The only thing I think it has over Steam is that its offline mode just works. You click it, you’re offline. No restarting the entire program and waiting on it to log in to a fake server. No nag screen about being in offline mode. It just works.
One more thing: it actually creates shortcuts that will launch Origin if it’s not already running. Steam’s shortcuts only work if Steam is running, unless you modify the shortcut. If only Origin wouldn’t open a useless window when you did that, and just would launch in the system tray, I’d consider this another way it is superior.
Another bonus is that most Origin games have a Steam Code, which lets me get two copies for the price of one on the Humble Bundle. But that’s really something the HB does, so I guess that shouldn’t count.
I appreciate the fact that it DOES allow me to activate older (pre-Origin) EA games onto Origin at all. Surely, they have no obligation to. But now I don’t have to worry about tracking down independent game files on my drive or old physical media. Heck, my biggest gripe is when I want to activate an old EA game on Origin and they don’t allow it.
Well, the problem is not being able to activate, but trying to negotiate activating the expansion packs, which use Origin exclusively. It just seems silly that they didn’t set it up where you can just use the same code directly, like you can on Steam. The codes have different lengths, so you can tell what type of code it is.
It just makes a mess of it where Steam just worked–that’s all.
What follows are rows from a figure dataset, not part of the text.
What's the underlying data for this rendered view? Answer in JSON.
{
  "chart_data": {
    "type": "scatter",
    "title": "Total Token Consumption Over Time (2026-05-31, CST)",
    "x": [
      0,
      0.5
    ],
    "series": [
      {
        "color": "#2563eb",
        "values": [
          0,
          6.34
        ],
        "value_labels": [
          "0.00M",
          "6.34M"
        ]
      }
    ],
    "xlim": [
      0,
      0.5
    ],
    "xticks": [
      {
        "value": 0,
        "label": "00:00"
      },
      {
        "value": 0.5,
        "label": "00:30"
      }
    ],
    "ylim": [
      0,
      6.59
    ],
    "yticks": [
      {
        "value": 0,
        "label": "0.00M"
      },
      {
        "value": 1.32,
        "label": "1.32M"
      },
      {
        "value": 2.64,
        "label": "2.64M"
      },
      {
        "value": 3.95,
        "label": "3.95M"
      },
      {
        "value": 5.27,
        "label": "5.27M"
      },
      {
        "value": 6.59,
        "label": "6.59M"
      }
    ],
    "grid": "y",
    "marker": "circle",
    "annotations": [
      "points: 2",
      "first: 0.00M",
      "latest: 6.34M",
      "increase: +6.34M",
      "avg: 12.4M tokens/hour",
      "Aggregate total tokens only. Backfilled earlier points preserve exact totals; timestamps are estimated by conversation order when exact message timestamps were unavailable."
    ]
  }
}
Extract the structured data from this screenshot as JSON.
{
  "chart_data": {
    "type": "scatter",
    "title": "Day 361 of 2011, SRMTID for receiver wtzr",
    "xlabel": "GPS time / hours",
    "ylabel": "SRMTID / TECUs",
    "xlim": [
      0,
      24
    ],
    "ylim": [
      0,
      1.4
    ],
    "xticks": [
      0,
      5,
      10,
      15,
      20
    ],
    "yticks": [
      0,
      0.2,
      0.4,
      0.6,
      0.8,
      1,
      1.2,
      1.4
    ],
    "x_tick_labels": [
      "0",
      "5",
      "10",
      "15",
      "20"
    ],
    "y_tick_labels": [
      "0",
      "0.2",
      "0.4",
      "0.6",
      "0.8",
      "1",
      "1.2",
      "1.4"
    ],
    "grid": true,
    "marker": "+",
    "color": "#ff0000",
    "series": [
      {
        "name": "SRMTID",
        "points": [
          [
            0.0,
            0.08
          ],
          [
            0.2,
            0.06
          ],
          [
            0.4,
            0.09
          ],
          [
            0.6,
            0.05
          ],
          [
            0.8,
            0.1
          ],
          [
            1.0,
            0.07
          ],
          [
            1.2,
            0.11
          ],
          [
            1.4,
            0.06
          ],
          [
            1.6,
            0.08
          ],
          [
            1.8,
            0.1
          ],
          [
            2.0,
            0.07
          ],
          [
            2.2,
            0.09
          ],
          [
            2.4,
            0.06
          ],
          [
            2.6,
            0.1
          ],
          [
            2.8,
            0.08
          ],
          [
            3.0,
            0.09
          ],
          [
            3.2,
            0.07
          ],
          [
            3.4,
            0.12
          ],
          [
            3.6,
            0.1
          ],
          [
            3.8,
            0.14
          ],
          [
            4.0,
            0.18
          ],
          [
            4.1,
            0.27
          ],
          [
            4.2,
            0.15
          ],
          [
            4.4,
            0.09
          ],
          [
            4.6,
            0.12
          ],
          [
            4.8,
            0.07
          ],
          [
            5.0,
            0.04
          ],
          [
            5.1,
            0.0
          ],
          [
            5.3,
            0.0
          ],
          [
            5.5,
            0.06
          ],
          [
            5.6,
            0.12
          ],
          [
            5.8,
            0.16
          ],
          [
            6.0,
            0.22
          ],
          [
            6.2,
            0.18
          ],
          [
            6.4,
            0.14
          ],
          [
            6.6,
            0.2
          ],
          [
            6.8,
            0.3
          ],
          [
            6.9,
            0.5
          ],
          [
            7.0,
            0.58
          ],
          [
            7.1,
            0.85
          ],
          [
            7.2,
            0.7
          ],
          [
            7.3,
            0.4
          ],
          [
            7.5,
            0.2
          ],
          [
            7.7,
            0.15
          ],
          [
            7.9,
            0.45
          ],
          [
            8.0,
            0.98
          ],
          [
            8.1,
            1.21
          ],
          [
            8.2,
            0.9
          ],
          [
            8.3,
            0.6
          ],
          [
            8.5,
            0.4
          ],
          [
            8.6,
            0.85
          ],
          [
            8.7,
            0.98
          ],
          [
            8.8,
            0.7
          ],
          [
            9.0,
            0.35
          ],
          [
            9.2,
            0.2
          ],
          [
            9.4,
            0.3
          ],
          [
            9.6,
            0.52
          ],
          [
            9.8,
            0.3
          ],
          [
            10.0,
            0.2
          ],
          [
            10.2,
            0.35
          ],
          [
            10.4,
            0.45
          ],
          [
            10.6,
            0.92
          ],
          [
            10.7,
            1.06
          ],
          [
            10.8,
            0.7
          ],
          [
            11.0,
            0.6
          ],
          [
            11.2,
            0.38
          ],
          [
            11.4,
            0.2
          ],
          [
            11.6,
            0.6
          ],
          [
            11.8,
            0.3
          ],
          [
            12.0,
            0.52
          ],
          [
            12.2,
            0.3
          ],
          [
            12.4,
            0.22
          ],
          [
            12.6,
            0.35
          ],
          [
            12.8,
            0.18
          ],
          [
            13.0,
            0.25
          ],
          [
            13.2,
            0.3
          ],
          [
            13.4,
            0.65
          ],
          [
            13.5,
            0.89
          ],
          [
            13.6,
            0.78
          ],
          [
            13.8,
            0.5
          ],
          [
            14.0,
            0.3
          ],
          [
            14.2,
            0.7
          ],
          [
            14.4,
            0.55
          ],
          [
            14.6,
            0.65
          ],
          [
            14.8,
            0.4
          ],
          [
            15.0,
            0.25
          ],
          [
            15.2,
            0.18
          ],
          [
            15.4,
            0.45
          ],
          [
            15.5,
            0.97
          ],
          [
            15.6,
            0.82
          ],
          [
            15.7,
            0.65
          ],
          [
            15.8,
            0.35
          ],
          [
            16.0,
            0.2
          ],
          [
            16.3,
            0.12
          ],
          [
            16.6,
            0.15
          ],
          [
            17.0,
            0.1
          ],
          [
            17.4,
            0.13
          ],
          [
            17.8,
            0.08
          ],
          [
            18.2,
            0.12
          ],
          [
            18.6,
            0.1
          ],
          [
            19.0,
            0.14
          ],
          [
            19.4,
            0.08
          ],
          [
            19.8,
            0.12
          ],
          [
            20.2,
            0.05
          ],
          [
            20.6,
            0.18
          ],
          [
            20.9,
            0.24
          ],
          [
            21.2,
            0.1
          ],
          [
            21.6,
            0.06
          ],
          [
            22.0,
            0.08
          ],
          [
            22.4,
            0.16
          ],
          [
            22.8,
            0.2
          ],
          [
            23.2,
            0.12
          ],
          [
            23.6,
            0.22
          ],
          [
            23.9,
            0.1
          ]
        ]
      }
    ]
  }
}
I didn’t forget. I simply didn’t use it. And I don’t think I should be judging Origin’s current service by how Steam started. That EA took longer to create such a service is EA’s fault. The point is that old stuff just works now, which will likely never be the case with Origin. At least with regards to The Sims 3, which is just a mess. It would cost too much to fix it now, and won’t be worth it once The Sims 4 comes out.